Seit 2007 werden in Bremen kontinuierlich Stellen in der Jugendarbeit gekürzt. Und seit Monaten tingeln die Jugendlichen durch die Gremien: Controllingausschuss, Beirat, Sozialdeputation, Bürgerschaft. Überall rennen sie gegen Mauern.
Tatsächlich schieben die Verantwortlichen sich gegenseitig die Schuld in die Schuhe: Es sei das Sozialressort, das ihm das Geld streiche, sagt Bernd Assmann. Er ist der Zuständige beim Deutschen Roten Kreuz (DRK), das das Freizeitheim betreibt. Nur wegen dieser Vorgaben aus dem Ressort müsse er nun das Sozialarbeiter-Team des Freizeitheims mit einer nahen Dependance zusammenlegen.

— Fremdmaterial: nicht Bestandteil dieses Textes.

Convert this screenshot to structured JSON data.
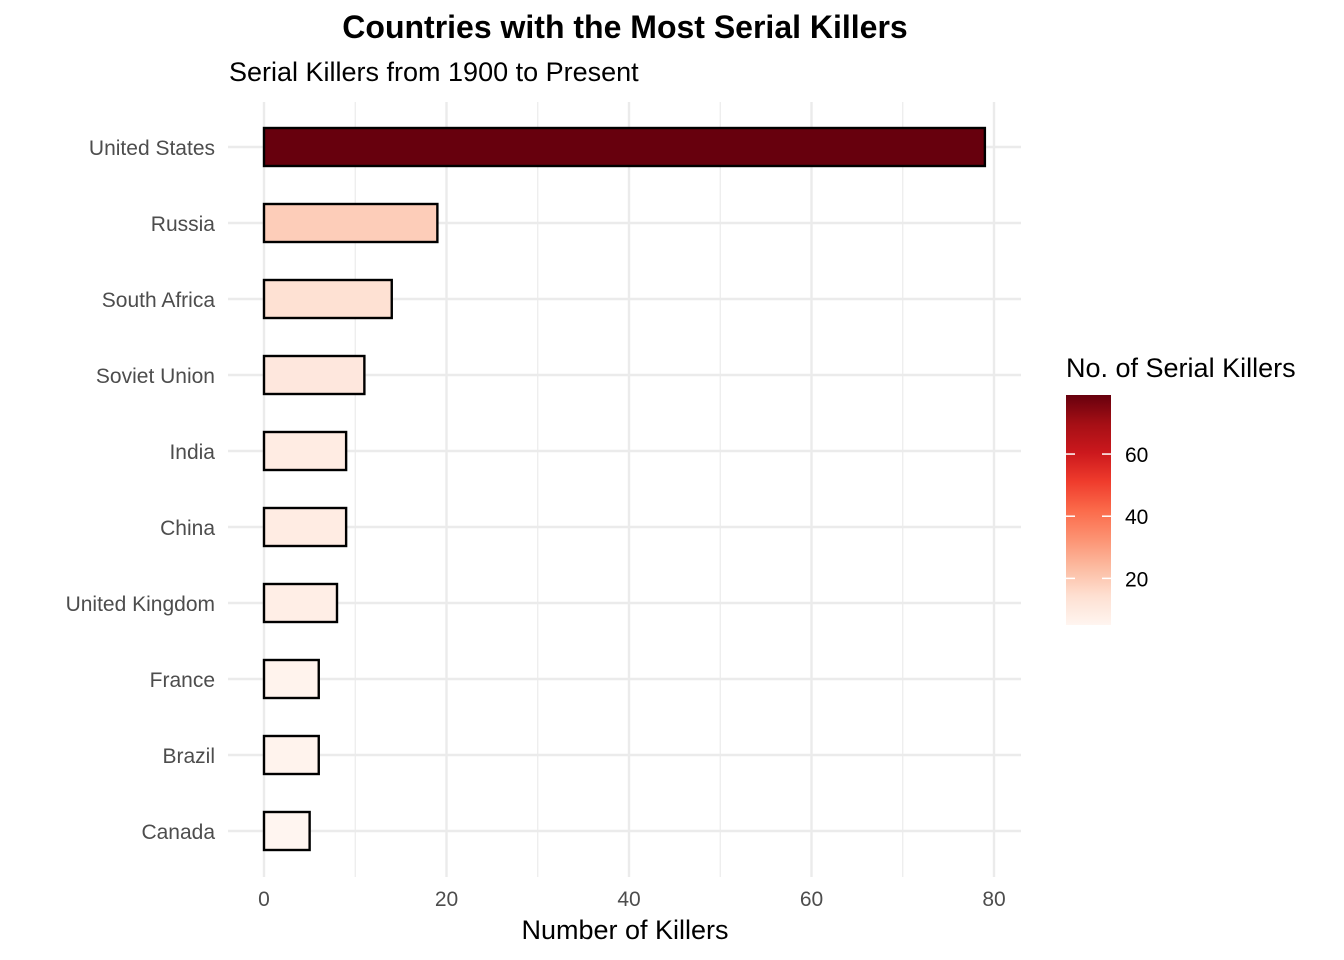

Schuld sei das Anpassungskonzept von 1999, sagt hingegen Bernd Schneider, der Sprecher des Sozialressorts. Die Mittel für Jugendarbeit seien in den letzten zehn Jahren sogar von 6,3 auf 7,2 Millionen Euro aufgestockt worden. „Die Verteilung der Gelder auf die einzelnen Einrichtungen unterliegt den Ortsämtern und Beiräten“, sagt Schneider.
„Keineswegs“ werde mehr Geld in Aussicht gestellt, sagt dagegen Ingo Mose, Beiratssprecher des Stadtteils Neustadt. „Die knappen Mittel müssen auch an Randbezirke verteilt werden.“ Sein Gremium entschied deshalb im Januar, zwei Freizeitheime zusammenzulegen.
Die Jugendlichen reagierten nun mit der Besetzung. „Wenn wir nicht schon so viel gekämpft hätten, hätte das DRK unser Freizi schon längst dichtgemacht“, sagt Dirschauer. Vor so viel Elan schwelgt sogar der Linkspartei-Abgeordnete Peter Erlanson in Erinnerungen, als er bei den Besetzern vorbeischaut: „Ich selbst wurde in den Sechzigern bei der Besetzung eines Jugendzentrums in Frankfurt politisiert.“
In der ersten Nacht haben etwa fünf Jugendliche mit Schlafsäcken in einem Aufenthaltsraum übernachtet. Auch unter der Woche sollen nachts mindestens fünf Leute da sein. Die Dienste sollen rotieren, damit niemand die Schule vernachlässige. Schließlich komme „man hier auch nachts nicht wirklich runter“, sagt Dirschauer.
Die Gruppe ist organisiert, Hierarchien sollen vermieden werden, täglich wird gemeinsam entschieden. Selbst die Hausaufgabenbetreuung für Kinder aus der Nachbarschaft wollen sie samt Verpflegung aufrechterhalten. Ein Brief an die Eltern geht bald raus, die sollen dann entscheiden, ob sie ihre Kinder auch den Besetzern anvertrauen wollen.
Die Jugendlichen wollen das Freizeitheim mit einem eigenständigen Verein übernehmen. „Wir sind zuversichtlich, dass die Gelder ab Juni an uns gehen, schließlich fallen immense Bürokratiekosten weg“, sagt Dirschauer. Wie viel der Betrieb in eigenständiger Trägerschaft kosten werde, sei noch unklar. Sie wollen durchhalten, bis ihre Forderungen erfüllt sind.
Bis dato verhindern sie mit schweren Schlössern, dass VertreterInnen vom DRK oder der Stadt ins Haus eindringen. Die Besetzer könnten Erfolg haben – DRK-Mann Bernd Assmann jedenfalls will die Polizei nicht einschalten. Er sieht sich auf der Seite der Jugendlichen. Eine einseitige Liebe: Als Dirschauer zu Gesprächen mit Assmann vors Haus tritt, sagt er: „Da haben wir Sie einfach vor die Tür gesetzt.“ Assmann bietet ihm das „Du“ an. Dirschauer lehnt ab.